I think of these two stories as I stand ankle deep in the waters off Jensen Point and wonder how the sea life is being affected there. I think of the immensity of these problems, and how Kim and Kanye’s latest spat or Jennifer Anniston’s bad hair day or Taylor Swift’s awesome red carpet looks are such non-issues on their own and certainly pale in comparison to anything of real social import. At the same time, it is this very blither-fest of celeb travails which clogs the so-called web "news" pages with their irrelevance, while real news of earth-shattering import is buried far off the information superhighway in the dungeons of the internets. The problem with the big, bad news, unlike say, a fashion faux pas on Rodeo Drive, is that you can’t just say "that’s too bad" or "who gives a damn?" in response to them. There are potentially horrible consequences to the real world realities of really bad news, which is why people don’t really want to hear it, and feel satisfied that they’ve done something in a positive sense by clicking on a save the dolphins online petition or by laughing at a politically savvy and damning skit on the Daily Show. One keeps hoping that common sense will prevail, but then one sees that the Washington State GMO labeling initiative is currently trailing by ten percentage points, or reads a headline that says: "London firefighters urge common sense after freeing penis from toaster." It seems that common sense is neither, so one wonders where to go from here.

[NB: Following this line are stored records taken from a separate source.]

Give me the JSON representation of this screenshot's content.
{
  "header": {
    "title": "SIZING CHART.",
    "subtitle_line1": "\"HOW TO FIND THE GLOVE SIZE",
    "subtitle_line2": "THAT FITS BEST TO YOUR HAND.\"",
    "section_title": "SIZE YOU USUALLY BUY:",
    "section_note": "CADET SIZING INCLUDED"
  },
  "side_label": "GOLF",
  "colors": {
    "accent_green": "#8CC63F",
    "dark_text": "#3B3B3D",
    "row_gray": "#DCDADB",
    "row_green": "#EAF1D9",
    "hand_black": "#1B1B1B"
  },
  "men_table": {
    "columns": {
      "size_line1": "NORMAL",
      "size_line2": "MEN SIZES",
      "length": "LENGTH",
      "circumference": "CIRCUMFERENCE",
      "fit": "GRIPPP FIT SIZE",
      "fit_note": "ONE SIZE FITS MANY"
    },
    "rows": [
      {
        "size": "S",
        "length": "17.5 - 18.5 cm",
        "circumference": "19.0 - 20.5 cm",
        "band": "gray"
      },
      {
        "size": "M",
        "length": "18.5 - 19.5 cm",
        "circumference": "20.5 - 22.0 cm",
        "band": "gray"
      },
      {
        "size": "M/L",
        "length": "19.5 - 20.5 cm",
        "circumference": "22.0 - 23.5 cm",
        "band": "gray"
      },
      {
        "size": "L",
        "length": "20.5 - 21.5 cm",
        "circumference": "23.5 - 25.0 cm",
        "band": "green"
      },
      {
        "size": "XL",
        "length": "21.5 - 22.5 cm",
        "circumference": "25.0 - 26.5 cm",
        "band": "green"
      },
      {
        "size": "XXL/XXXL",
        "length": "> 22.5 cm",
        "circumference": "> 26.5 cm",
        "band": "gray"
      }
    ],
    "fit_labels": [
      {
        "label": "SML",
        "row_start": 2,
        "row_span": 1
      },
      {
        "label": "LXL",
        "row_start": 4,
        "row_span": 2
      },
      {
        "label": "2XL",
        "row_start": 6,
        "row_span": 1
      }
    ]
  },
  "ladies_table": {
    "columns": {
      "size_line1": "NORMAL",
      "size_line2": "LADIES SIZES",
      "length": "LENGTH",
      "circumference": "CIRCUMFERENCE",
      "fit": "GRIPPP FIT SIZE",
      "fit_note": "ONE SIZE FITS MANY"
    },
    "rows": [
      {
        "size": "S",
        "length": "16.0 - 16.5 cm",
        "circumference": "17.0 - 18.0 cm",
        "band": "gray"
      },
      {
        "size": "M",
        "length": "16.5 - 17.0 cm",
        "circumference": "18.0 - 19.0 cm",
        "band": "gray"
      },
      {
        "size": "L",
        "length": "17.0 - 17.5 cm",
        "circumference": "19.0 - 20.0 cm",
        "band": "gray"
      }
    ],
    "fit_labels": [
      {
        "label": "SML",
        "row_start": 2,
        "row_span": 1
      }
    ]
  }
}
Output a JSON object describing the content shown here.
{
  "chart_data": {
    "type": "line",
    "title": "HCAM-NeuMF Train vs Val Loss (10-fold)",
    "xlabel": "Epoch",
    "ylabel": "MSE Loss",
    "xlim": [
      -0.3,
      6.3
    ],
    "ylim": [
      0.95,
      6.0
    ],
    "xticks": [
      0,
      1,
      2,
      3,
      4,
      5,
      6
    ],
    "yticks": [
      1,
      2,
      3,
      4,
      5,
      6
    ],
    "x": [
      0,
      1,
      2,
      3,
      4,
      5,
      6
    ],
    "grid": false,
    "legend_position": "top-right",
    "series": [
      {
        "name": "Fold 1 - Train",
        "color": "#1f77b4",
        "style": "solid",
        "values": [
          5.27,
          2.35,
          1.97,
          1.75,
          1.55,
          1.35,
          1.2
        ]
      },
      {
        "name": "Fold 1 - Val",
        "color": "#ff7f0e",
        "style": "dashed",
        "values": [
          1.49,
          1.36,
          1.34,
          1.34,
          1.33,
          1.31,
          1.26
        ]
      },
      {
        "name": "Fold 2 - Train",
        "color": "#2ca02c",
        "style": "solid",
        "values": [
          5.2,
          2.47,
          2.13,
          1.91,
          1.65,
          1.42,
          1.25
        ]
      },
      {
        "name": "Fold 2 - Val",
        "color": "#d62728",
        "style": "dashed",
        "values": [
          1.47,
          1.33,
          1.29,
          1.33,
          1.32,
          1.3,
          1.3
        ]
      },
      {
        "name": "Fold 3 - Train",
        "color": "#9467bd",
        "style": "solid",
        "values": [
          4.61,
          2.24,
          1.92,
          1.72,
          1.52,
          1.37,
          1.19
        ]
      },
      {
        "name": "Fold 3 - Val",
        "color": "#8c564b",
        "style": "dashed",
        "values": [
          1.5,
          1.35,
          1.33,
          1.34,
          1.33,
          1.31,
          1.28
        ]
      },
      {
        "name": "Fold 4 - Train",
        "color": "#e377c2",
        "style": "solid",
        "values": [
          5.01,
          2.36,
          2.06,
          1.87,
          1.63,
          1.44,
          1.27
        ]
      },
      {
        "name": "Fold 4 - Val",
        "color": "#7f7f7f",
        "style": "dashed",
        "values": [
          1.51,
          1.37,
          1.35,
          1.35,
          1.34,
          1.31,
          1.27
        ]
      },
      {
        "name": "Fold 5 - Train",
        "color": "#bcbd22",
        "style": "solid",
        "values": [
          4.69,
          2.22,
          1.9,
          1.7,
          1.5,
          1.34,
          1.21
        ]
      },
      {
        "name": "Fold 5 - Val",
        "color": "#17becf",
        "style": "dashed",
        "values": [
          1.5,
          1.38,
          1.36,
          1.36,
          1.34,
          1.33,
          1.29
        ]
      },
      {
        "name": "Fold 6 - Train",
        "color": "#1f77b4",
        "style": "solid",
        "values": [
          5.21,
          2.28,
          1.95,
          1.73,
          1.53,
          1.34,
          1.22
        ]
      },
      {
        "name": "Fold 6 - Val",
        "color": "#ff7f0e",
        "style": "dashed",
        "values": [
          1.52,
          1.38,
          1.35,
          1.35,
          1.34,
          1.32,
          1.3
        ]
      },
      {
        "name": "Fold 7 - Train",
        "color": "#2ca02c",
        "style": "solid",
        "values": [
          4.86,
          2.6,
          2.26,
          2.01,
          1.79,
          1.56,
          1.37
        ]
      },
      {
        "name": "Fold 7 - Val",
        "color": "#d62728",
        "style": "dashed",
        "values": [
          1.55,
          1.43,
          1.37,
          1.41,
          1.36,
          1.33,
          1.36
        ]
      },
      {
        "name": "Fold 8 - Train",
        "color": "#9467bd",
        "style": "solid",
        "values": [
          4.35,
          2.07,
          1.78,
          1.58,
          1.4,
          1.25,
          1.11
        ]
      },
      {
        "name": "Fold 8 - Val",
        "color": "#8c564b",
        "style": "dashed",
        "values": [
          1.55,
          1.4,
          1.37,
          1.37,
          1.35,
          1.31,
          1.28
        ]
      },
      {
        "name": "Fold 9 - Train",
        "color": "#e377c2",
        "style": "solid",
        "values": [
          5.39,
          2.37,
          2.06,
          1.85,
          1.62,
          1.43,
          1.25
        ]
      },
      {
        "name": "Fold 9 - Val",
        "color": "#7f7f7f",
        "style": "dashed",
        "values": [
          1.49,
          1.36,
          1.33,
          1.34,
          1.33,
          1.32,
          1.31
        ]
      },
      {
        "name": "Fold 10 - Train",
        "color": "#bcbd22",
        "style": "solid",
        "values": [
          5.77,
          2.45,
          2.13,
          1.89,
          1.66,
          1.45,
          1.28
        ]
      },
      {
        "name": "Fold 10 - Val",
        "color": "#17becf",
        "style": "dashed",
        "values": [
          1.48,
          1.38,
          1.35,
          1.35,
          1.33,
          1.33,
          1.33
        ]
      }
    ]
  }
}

Probably the easiest answer to that is that one doesn’t have to go very far at all. I know it’s been said any number of times, but starting at home is usually best. We currently have a brand new monument to arrogance and stupidity in the V.E.S. Fields project. On an Island that has been declared a sole source aquifer, one ponders aloud as to why it was thought by a few that pumping millions of gallons of water along with tons of fertilizer in order to grow grass on sand was a good idea. We no longer live in times when waste like this can be both planned for and accepted as a norm or a given. Hopefully with the beginnings of a new board in place, excesses like this will be a thing of the past, and ways to reduce the need for excessive water and fertilizer can be implemented over time. Along those lines, we could follow the lead of a few others and work toward Vashon becoming a Monsanto free zone. We could opt for fewer, not more ferry sailings, ride more bikes, and on a very small scale within a common sense framework, not fish in salmon spawning streams, which someone was seen doing just the other day off Shingle Mill Creek. There are any number of things we can do here- we just have to do them.